If this is the situation, I think that your idea of the configuration-option is the easiest one: I'm afraid that detecting latin-1 from latin-2 is not easy...
A file encoding is never saved to a file. At least I'm unaware of any widely popular method of storing file encoding data to a file. Reason is pretty simple. One need to strip that data (encoding detection data) before feeding it to another program. Or the other program should be aware of how to strip that data.
Most of the known software performs encoding detection by sampling data from file. There are BOM for UTF encoded file. But for other encoding sampling and measuring frequency of encoded characters is the only way to detect an encoding. Mozilla's encoding detection is an example of this.
For a large project with files encoded with a less popular encoding scheme will surely degrade Code:Blocks' performance. Precisely this was the reason Yiannis objected (long ago) to the inclusion of Mozilla's encoding detection code to trunk. IMHO it should be turned on as an Option only.
IMHO the solution should be to give user two option.
1) Use a simple encoding detection scheme (to detect most of the popular encodings).
2) Use Mozilla's code to detect encoding (we should make it very clear that this option may affect performance in some cases).
3) Don't detect encoding.
And to each of the above options Fallback Encoding options shall be-
a) Use System encoding.
b) Use User-provided encoding.
Code:Blocks is an IDE & IMO we should try not to transform it to a Text Editor or a Browser.
You are right, C::B is not a browser, but C::B is an IDE, so the editor is an important part, otherwise it would be not much more than a build-system like makefiles.
I did not answer yesterday, because I wanted to make some speed tests.
I did not have a project, where he new encoding detection is noticeable slower than the old one.

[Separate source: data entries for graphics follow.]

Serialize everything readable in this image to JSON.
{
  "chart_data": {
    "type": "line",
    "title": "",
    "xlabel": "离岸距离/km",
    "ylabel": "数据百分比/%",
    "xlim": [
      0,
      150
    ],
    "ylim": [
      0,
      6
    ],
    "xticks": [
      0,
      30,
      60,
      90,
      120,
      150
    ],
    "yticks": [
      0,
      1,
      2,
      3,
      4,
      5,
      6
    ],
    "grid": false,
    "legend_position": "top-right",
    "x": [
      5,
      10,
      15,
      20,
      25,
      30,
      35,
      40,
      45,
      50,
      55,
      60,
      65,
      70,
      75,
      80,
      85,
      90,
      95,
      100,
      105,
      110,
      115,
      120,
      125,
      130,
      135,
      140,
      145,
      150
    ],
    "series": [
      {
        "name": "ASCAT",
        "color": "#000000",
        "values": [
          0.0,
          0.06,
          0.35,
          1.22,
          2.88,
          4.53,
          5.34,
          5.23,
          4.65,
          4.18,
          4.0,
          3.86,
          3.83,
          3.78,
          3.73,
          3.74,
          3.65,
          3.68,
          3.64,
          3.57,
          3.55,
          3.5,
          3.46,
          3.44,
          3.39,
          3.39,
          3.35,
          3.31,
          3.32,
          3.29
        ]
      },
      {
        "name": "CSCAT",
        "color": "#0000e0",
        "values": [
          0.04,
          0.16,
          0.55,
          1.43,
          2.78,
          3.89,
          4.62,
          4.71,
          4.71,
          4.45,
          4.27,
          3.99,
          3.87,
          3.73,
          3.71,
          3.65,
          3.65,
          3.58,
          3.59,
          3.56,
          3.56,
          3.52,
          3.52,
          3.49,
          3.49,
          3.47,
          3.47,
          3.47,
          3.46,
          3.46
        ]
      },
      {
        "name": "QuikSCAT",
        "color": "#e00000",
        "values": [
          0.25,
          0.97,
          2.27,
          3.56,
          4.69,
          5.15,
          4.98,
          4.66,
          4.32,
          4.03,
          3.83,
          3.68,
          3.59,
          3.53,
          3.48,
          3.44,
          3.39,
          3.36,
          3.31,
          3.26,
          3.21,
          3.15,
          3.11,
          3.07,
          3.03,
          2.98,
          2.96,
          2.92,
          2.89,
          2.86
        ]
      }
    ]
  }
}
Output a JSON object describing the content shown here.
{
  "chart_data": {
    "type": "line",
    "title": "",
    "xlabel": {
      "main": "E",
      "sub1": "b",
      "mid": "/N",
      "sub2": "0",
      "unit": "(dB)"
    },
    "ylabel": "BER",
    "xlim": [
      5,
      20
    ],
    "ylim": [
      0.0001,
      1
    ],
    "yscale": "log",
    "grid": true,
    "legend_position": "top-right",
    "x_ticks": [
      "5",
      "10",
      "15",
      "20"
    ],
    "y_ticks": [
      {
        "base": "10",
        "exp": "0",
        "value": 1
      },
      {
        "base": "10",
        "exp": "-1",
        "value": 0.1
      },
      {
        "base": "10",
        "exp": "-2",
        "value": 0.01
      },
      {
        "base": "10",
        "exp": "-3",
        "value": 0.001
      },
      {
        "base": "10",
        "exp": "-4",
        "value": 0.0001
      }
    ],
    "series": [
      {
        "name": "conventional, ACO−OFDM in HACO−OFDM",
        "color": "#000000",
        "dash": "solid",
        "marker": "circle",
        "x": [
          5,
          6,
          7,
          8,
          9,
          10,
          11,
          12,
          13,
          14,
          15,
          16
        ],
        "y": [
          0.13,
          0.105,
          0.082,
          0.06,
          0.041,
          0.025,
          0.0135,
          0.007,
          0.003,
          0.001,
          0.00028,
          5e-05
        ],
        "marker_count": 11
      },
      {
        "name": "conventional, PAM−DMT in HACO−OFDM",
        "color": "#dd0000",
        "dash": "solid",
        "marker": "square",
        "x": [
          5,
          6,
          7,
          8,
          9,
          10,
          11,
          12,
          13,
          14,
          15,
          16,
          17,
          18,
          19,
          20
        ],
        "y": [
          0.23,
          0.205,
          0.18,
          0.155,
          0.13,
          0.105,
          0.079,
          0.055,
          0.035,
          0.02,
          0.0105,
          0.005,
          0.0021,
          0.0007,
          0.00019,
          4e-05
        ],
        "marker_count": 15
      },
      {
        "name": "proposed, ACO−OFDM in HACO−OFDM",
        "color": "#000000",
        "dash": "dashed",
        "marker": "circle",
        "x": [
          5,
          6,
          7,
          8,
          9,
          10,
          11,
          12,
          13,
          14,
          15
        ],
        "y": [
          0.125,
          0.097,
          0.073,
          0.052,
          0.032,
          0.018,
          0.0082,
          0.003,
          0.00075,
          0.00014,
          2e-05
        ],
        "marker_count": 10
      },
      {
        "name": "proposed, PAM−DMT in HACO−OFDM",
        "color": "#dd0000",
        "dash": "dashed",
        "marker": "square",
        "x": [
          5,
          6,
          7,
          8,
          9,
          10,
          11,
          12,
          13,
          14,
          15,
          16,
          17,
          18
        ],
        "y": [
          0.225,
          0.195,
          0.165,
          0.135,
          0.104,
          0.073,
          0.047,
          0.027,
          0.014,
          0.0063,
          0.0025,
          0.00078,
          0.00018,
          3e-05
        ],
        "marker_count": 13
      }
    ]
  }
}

This might be different for some less popular (rare?) encoding schemes,as you wrote.
But in my opinion it is better to have a somewhat slower encoding-detection that works, than a fast detection, where the user has to force something to make it work.
A possible slowdown, is only a problem, if a user opens (very) many files at once.
We had some real bottlenecks, but together with the new detection, more parts of the file-loading code were improved.
Nevertheless it still needs much more time to load the file into the editor (after it's encoding has been detected and it was loaded into a string-variable), than the encoding detection took (at least in the great majority of all cases I have seen).
For my tests I use the same code except for the detection, that means all speed-ups are the same in both test-variants of C::B.
The new encoding detection does the following:
- check for user-forced-encoding
- search bom
- try to detect uft16
- try to detect uft32
- try to detect ascii or extended ascci encoding like HZ-GB-2312, ISO-2022-CN
- or try to detect singlebyte, multibyte and latin1 charsets
The first four did not change with new encoding detection, the ascii-detection is very fast, the last might take a little longer, but I don't get a difference, even if I use the wxStopWatch and log the time needed to open all files of a project, there is no noticeable or measurable difference.
Bypassing C::B's detection should be faster (but we still have to convert the file-content, what takes "much" time), but that's a thing the user can still do.
If it works fast for the majority of cases and possibly slower for some cases (I did not get one until now) it does not make sense to change anything (except for not probing latin2 encodings by default, because it breaks detecting of some latin1 charsets).